Photo credit: Mr. Harriet
The audience was small, a big proportion friends of the performer, including a couple of the composers (one of them William Bolcom!). As for the piece, it has a lot of depth to it but the piano there was kind of lacking so it was hard to get the full effect. We bought the CD and I'm looking forward to listening to it at leisure. One interesting tidbit: The pianist was using her iPad with a foot pedal instead of sheet music. This worked reasonably well, but she did run into technical difficulties when she tried to play things out of order and couldn't find the correct pages.

After the show, we walked over to Little Italy and had a huge dinner at a vegan restaurant and then a brisk walk back to the hotel.

The next day: A different story altogether! It was raining in the morning, a bit soggy but not too bad. I made it up to the workshop location near Piano Row/Carnegie Hall a little damp around the edges but intact. First problem: I pulled out my checkbook, and it turned out my husband had used the last check without telling me, so I had no blank checks. They said I could get some money from an ATM and pay them later.

So I settled down for the presentations. My teacher had said this would be a good event for me to attend, but (you knew there would be a "but," right?) it turned out to be aimed solely at Taubman teachers or potential Taubman teachers and assumed a great deal of advance knowledge, which I obviously don't have. I won't go into a blow by blow, but the gist was that there seems to be a certain amount of disdain for students who won't go for the full remodel (the "retraining"). So I felt uncomfortable both because of my sort of outside status and because I guess I fall into this latter category.

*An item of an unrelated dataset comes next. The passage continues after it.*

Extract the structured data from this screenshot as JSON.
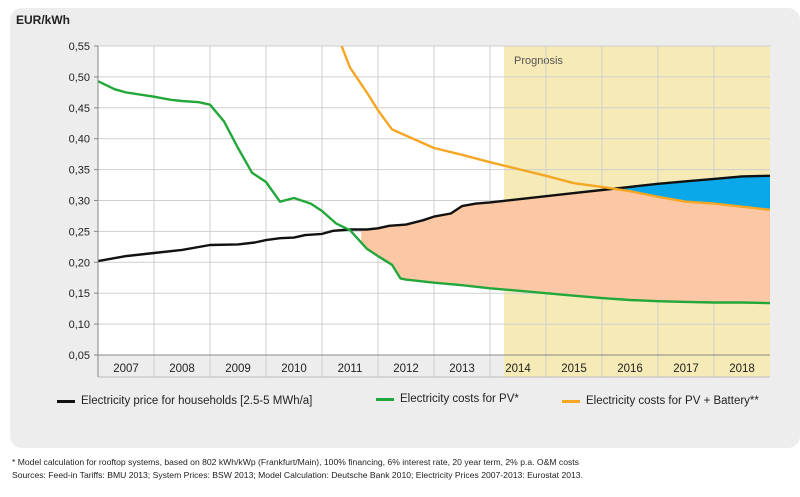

The ideas are pretty interesting, but so abstract. I would like to hear how this all translates into actual playing; it sounds good in theory, but how is the music when all is said and done?

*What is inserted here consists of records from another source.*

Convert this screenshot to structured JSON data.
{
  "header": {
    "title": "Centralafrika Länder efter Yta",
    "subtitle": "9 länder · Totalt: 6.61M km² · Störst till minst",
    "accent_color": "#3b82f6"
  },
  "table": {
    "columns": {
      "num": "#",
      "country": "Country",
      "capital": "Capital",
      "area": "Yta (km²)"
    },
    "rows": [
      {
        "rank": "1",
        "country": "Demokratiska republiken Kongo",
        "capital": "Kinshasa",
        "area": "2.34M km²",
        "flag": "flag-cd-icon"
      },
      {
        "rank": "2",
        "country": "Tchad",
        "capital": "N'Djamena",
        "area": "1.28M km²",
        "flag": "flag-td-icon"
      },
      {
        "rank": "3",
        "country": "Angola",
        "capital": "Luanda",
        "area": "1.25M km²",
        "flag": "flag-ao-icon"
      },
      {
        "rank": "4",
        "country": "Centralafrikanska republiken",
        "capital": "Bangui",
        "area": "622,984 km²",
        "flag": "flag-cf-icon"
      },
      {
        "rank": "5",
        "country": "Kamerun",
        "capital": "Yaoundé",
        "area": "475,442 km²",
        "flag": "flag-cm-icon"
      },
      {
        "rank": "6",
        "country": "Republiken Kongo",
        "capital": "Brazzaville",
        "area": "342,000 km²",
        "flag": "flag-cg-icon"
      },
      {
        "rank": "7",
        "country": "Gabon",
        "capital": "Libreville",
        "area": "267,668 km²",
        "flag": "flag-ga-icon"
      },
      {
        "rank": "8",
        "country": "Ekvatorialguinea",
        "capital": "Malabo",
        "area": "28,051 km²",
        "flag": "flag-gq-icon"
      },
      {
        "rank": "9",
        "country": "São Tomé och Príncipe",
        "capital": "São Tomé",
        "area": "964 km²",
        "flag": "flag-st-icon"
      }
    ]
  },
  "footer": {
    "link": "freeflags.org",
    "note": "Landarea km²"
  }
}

Noon came, and there was an hour break for lunch. This is where things got extremely soggy. I ventured out into the street and into a blinding wet blizzard, with big globs of slushy snow coming from all angles. My umbrella was no match for this stuff, and my thin shoes and jacket got soaked in short order, not to mention my jeans. I wandered around looking for an ATM without success. I finally ducked into a cafe and had some soup, and had a mental reconnoiter, resulting in the decision that I did not want to go back and sit for three hours with wet clothes unless it was to hear Glenn Gould arisen from the dead. (He'd make a good zombie, wouldn't he?)

So I gave up and went to the hotel and spent the afternoon trying to get dry. My shoes were such a lost cause that I stopped on the way and bought a pair of boots.

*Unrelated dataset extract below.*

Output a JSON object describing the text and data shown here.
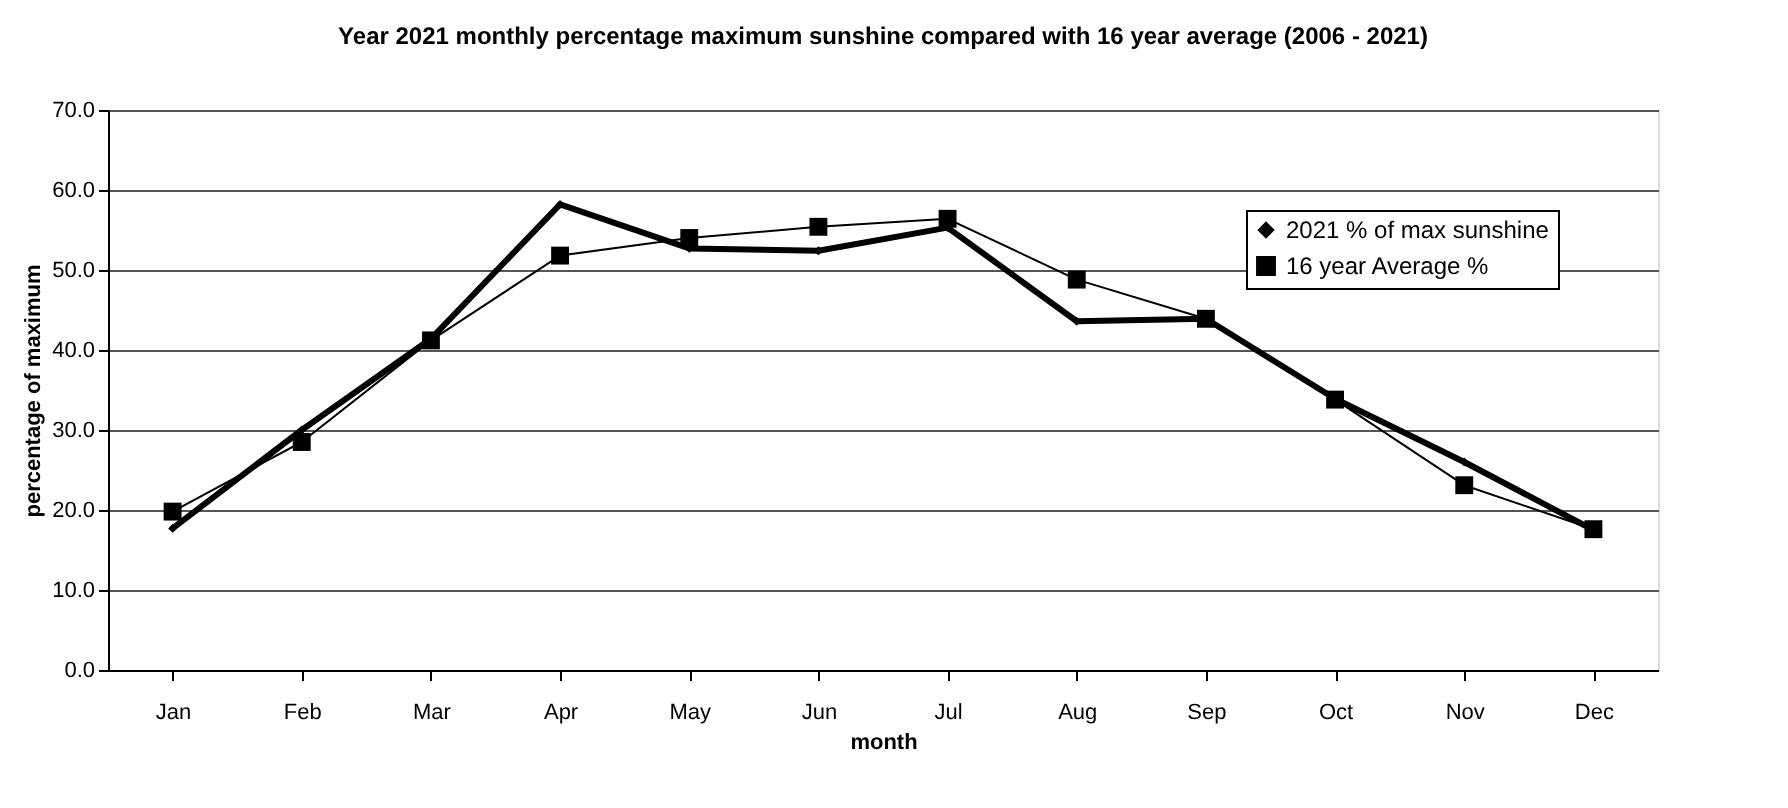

The snow and rain continued well into the night, but we forged on and went out to dinner (pretty good Greek food) and then to hear Steve Kuhn's trio at the Jazz Standard. What a great pianist! From where we were sitting, we could see his hands on the keys AND reflected in the fallboard of the piano, and I noticed he did all the things that are the aim of Taubman technique (at least as I understand it): He keeps his hand and arm aligned behind his fingers, he does not stretch or lift his fingers, and he does not twist his body around; he just sits there and plays with great tone.

By the following morning, the storm was over, the sky was clear, the sun was out. We had a glitch-free trip home.

So to sum up: Am I justified in calling this a fiasco, or was it actually valuable in some way? I suppose any information is useful. I can't help feeling that there are many valid paths to achieving beautiful playing, and something in me rebels at orthodoxy. I have been the victim of so many other people's misguided notions of how things "should" be when they have tried to impose them on me, or judged me lacking because of them, that I am skeptical.

1 comment:

shirley said...

I still don't fathom why Taubman technique does not allow for the wrist dip and "break." It's plain that Orlov, Gorin and others do embrace this and with good reason because it allow phrase sculpting, nuance, and all kinds of tonal variations.